The Blacksmith Institute ( www.blacksmithinstitute.org),a non-profit organization working to solve pollution problems in the global South, reports hexavalent chromium has caused major health problems in the areas surrounding the chromites mines of Sukinda Valley, India. Chromite overburden, which remains following ore removal, has contaminated the rivers and waterways of the region. As a result, it has caused devastating disease and illness. Researchers found that 84.75% of deaths in the mining areas and about 86% of deaths in the nearby industrial villages resulted from disease. Villages within one kilometre of the mine sites were most affected, with about 24% of inhabitants suffering from pollution-induced diseases.
A July 23 report by John Pickrell, which appeared on the Australian Broadcasting Corporation website ( www.abc.net.au), listed Sukinda Valley as the eighth most polluted place on Earth. Some of the illnesses from which miners suffer include gastrointestinal bleeding, tuberculosis, asthma, infertility and birth defects. It is important to note that many of the Sukinda Valley mines operate without any kind of environmental management, and that water treatment facilities in the region are very limited.
The chromite project is not Sudbury’s first foray into smelting and Lesher believes it will be as safe as the city’s other mining operations.
“Sulfur dioxide is highly toxic and we have had sulfide smelting in Sudbury for 100 years,” he says.
The Ring of Fire is a $3.3-billion project, with the potential to position Canada among the world’s top chromite producers. There are, however, difficulties that stakeholders must first address.
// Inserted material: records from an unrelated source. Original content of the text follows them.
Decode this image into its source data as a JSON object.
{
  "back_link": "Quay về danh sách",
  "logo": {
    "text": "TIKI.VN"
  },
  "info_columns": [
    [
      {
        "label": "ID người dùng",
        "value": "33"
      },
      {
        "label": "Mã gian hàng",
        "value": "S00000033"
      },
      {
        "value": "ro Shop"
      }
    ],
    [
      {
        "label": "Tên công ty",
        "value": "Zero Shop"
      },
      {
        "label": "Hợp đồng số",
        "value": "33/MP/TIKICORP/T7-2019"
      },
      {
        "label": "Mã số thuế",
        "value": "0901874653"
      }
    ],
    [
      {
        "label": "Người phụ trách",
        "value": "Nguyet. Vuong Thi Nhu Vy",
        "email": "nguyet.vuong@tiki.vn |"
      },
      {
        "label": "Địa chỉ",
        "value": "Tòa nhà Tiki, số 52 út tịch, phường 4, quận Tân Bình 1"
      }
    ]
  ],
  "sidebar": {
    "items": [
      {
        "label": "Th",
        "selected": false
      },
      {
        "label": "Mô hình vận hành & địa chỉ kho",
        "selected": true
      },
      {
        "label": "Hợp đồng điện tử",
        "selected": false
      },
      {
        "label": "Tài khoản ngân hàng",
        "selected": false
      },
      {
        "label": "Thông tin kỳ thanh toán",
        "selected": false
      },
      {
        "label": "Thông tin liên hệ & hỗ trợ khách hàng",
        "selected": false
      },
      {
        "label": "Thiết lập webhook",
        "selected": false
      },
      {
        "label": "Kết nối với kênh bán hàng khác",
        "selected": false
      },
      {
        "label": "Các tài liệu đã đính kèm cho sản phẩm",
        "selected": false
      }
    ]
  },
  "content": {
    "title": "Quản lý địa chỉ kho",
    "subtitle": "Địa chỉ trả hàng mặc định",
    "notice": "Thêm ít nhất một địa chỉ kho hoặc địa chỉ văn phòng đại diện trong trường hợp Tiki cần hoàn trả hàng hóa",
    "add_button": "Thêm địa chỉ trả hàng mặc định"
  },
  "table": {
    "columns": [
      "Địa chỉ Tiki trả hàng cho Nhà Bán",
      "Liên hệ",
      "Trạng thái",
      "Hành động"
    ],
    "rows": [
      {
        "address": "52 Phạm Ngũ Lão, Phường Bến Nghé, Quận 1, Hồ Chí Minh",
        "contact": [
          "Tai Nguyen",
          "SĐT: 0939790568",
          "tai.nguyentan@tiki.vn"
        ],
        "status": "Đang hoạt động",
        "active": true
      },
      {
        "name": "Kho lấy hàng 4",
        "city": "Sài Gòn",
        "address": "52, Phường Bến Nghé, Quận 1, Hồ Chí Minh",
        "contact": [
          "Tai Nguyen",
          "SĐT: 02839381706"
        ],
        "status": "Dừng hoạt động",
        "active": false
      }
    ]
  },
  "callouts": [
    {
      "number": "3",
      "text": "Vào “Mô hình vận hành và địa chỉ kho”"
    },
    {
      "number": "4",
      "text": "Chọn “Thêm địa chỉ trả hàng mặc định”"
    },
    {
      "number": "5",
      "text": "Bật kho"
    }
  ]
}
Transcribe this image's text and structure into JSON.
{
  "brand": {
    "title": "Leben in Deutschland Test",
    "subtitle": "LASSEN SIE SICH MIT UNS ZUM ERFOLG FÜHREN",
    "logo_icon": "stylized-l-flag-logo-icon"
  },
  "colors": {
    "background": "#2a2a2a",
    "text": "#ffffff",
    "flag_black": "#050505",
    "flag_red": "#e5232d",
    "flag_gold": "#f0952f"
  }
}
“The Ring of Fire mineral belt is located in a remote area of Ontario’s Far North, which is only currently accessible via air,” writes Andrew Morrison, a spokesperson for the Ministry of Northern Development and Mines (MNDM), in an email. “As such, transmission, transportation corridors, broadband and other infrastructure considerations are under evaluation with a view not only to assisting project proponents in advancing their proposed developments, but also ensuring remote communities that may be affected by these proposed developments have access to the infrastructure they need to benefit most from the Ring of Fire initiative.”
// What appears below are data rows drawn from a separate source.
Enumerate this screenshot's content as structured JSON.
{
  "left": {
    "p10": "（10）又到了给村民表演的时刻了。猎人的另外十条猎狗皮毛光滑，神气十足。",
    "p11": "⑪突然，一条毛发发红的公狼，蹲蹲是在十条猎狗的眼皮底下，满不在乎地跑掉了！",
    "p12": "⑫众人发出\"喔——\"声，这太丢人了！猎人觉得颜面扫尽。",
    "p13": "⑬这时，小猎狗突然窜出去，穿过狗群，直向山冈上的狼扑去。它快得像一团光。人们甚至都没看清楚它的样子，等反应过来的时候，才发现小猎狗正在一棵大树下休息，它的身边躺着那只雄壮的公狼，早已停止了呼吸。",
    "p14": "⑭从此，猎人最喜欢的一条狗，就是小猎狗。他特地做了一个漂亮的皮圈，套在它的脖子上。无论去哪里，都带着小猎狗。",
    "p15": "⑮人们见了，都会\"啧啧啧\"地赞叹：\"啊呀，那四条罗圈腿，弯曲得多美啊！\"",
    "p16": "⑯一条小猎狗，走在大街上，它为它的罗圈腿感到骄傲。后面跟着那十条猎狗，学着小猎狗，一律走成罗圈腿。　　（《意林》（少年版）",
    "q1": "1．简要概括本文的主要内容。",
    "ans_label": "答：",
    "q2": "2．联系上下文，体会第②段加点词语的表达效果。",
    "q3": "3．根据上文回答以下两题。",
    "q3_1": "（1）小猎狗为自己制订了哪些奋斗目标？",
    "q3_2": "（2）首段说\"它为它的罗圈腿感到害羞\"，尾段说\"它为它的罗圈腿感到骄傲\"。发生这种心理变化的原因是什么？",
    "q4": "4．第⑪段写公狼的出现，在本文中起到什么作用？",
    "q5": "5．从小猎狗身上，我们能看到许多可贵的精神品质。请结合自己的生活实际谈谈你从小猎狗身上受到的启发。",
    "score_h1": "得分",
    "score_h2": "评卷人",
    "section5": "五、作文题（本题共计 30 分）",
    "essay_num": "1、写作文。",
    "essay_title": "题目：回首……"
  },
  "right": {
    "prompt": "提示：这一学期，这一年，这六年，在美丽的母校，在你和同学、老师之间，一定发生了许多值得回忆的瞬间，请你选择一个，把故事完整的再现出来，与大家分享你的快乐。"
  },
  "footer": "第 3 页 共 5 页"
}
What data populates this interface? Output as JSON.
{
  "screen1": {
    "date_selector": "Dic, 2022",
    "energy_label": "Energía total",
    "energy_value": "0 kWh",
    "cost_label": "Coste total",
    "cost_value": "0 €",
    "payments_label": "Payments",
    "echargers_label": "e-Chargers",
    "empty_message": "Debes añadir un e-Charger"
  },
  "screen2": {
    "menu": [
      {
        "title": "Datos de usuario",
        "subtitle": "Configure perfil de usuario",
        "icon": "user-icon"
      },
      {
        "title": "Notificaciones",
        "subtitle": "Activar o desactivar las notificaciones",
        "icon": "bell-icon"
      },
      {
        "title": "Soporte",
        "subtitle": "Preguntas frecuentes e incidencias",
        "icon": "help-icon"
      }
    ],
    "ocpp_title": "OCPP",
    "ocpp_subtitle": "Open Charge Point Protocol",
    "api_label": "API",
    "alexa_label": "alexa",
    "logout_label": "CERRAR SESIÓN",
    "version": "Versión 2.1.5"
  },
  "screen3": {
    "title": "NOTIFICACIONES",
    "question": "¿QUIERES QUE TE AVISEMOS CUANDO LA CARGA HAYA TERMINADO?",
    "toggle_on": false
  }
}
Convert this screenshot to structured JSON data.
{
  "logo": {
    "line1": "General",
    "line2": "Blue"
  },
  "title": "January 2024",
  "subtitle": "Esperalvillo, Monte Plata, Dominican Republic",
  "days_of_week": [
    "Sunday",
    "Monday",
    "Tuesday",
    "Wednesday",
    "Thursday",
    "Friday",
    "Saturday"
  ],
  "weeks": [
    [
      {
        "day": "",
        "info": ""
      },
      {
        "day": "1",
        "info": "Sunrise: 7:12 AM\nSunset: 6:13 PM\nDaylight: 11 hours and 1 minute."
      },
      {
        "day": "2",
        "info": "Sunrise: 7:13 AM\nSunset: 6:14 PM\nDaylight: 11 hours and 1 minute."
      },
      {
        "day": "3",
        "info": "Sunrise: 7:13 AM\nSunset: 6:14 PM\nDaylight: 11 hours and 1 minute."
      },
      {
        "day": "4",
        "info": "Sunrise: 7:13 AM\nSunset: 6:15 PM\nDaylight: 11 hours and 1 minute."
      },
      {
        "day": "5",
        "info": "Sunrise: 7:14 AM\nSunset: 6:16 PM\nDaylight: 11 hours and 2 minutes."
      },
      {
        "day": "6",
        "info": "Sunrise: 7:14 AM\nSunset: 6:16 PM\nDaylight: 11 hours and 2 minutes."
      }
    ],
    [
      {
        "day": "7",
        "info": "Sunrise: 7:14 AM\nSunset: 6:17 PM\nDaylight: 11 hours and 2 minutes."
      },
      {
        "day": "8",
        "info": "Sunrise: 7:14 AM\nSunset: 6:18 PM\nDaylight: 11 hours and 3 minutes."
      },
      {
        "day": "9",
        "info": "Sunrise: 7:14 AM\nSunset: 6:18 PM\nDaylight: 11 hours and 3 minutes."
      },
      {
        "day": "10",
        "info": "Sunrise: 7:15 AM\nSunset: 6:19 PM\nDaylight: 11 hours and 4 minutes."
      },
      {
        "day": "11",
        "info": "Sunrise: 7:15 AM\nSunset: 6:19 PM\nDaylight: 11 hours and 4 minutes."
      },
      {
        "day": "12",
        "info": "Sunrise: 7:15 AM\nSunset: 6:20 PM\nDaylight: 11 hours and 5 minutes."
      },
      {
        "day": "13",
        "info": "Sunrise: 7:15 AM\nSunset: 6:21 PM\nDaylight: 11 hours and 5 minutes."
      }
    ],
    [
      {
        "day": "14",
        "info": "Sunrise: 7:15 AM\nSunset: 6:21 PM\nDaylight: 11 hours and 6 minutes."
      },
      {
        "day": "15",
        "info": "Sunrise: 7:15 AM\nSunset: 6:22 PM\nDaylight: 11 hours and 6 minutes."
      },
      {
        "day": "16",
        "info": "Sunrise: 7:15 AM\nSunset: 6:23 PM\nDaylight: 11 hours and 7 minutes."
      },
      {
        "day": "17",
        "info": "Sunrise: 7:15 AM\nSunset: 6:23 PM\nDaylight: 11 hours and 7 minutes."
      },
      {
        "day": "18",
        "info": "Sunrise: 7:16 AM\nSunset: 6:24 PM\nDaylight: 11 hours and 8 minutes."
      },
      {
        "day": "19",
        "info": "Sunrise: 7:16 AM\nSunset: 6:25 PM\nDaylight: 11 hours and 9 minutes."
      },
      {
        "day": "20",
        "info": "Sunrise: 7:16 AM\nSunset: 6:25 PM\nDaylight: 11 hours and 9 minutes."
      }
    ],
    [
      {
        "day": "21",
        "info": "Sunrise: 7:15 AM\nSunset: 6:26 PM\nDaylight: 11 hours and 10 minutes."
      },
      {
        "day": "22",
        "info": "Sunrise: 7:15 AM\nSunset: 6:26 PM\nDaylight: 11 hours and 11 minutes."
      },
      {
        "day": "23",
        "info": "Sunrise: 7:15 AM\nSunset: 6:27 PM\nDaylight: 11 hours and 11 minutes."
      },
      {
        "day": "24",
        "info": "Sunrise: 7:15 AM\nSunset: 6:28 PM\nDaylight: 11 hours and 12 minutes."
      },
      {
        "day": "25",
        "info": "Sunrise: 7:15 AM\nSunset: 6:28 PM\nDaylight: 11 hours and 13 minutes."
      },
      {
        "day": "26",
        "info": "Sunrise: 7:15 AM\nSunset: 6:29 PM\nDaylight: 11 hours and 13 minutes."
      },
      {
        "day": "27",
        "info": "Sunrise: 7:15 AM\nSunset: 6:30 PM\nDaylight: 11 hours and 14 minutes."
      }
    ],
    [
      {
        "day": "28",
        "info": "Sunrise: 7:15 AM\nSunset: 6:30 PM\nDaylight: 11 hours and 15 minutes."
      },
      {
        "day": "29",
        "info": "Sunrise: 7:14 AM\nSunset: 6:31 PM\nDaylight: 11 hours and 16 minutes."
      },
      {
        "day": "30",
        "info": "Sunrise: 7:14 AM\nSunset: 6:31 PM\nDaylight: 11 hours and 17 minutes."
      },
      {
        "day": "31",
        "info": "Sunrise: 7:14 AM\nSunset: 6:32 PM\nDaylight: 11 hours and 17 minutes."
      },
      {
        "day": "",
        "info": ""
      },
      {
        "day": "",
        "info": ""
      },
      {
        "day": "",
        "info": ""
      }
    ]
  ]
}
First Nations communities in the vicinity are understandably concerned about the impacts of the project. Elijah Moonias, chief of Marten Falls First Nation, which sits about 290 miles northeast of Thunder Bay at the junction of the Ogoki and Albany Rivers, says he is still undecided about the project. He has little faith in the environmental assessments currently underway and is concerned the region’s landscapes could be irreparably altered by the project.
“At this point I am neither opposed nor in favour,” Moonias says. “I am concerned with the Canadian Environmental Assessment Agency, which has no track record at all in the tar sands extraction. The fresh water in that region will be a chemical soup in 40 years.
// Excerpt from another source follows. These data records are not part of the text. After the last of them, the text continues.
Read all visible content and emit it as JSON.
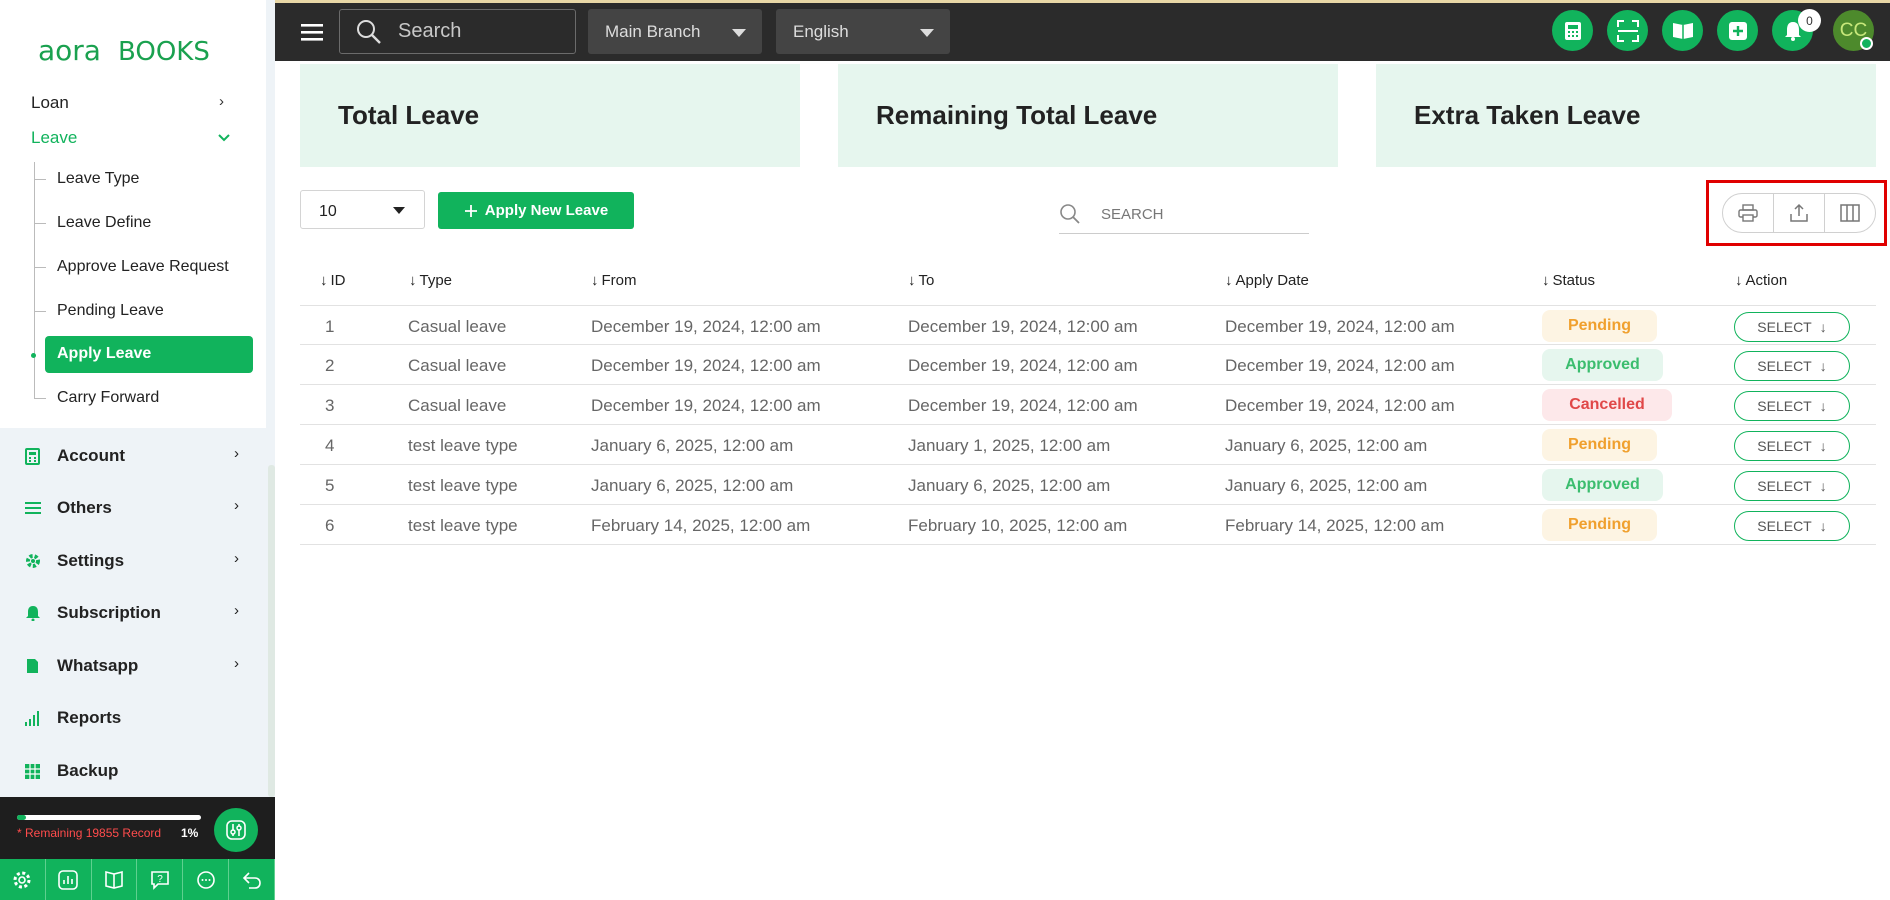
{
  "app": {
    "logo_text": "aora BOOKS"
  },
  "topbar": {
    "search_placeholder": "Search",
    "branch": "Main Branch",
    "language": "English",
    "notifications_count": "0",
    "avatar_initials": "CC"
  },
  "sidebar": {
    "loan": "Loan",
    "leave": "Leave",
    "leave_items": [
      "Leave Type",
      "Leave Define",
      "Approve Leave Request",
      "Pending Leave",
      "Apply Leave",
      "Carry Forward"
    ],
    "menus": [
      "Account",
      "Others",
      "Settings",
      "Subscription",
      "Whatsapp",
      "Reports",
      "Backup"
    ],
    "quota_text": "* Remaining 19855 Record",
    "quota_percent": "1%",
    "quota_fraction": 0.01
  },
  "cards": [
    "Total Leave",
    "Remaining Total Leave",
    "Extra Taken Leave"
  ],
  "controls": {
    "per_page": "10",
    "apply_button": "Apply New Leave",
    "search_placeholder": "SEARCH"
  },
  "table": {
    "headers": [
      "ID",
      "Type",
      "From",
      "To",
      "Apply Date",
      "Status",
      "Action"
    ],
    "rows": [
      {
        "id": "1",
        "type": "Casual leave",
        "from": "December 19, 2024, 12:00 am",
        "to": "December 19, 2024, 12:00 am",
        "apply": "December 19, 2024, 12:00 am",
        "status": "Pending",
        "action": "SELECT"
      },
      {
        "id": "2",
        "type": "Casual leave",
        "from": "December 19, 2024, 12:00 am",
        "to": "December 19, 2024, 12:00 am",
        "apply": "December 19, 2024, 12:00 am",
        "status": "Approved",
        "action": "SELECT"
      },
      {
        "id": "3",
        "type": "Casual leave",
        "from": "December 19, 2024, 12:00 am",
        "to": "December 19, 2024, 12:00 am",
        "apply": "December 19, 2024, 12:00 am",
        "status": "Cancelled",
        "action": "SELECT"
      },
      {
        "id": "4",
        "type": "test leave type",
        "from": "January 6, 2025, 12:00 am",
        "to": "January 1, 2025, 12:00 am",
        "apply": "January 6, 2025, 12:00 am",
        "status": "Pending",
        "action": "SELECT"
      },
      {
        "id": "5",
        "type": "test leave type",
        "from": "January 6, 2025, 12:00 am",
        "to": "January 6, 2025, 12:00 am",
        "apply": "January 6, 2025, 12:00 am",
        "status": "Approved",
        "action": "SELECT"
      },
      {
        "id": "6",
        "type": "test leave type",
        "from": "February 14, 2025, 12:00 am",
        "to": "February 10, 2025, 12:00 am",
        "apply": "February 14, 2025, 12:00 am",
        "status": "Pending",
        "action": "SELECT"
      }
    ]
  },
  "colors": {
    "accent": "#11b35c",
    "topbar": "#2b2b2b",
    "card": "#e6f6ee",
    "highlight": "#e00000"
  }
}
“With the arrogance of the federal Conservatives and their fast-tracking of this already-deadly exercise, it is unlikely there will be satisfaction. I want to be satisfied that this Ring of Fire will not be another tar sands.”
Moonias is gravely concerned about the presence of hexavalent chromium, which he says forms a “deadly acid” when mixed with water. David Peerla, a spokesperson for Neskatanga First Nation, on the shores of Attawapiskat Lake, echoes Moonias’ concerns.
“We all agree it is important to get the environmental assessment (EA) of this massive project in the heart of our homeland in the Attawapiskat watershed right,” Peerla says. “Without a proper EA, no one knows or can know what the impacts of the project are predicted to be. How can we make a decision on the project before we have had a proper EA?”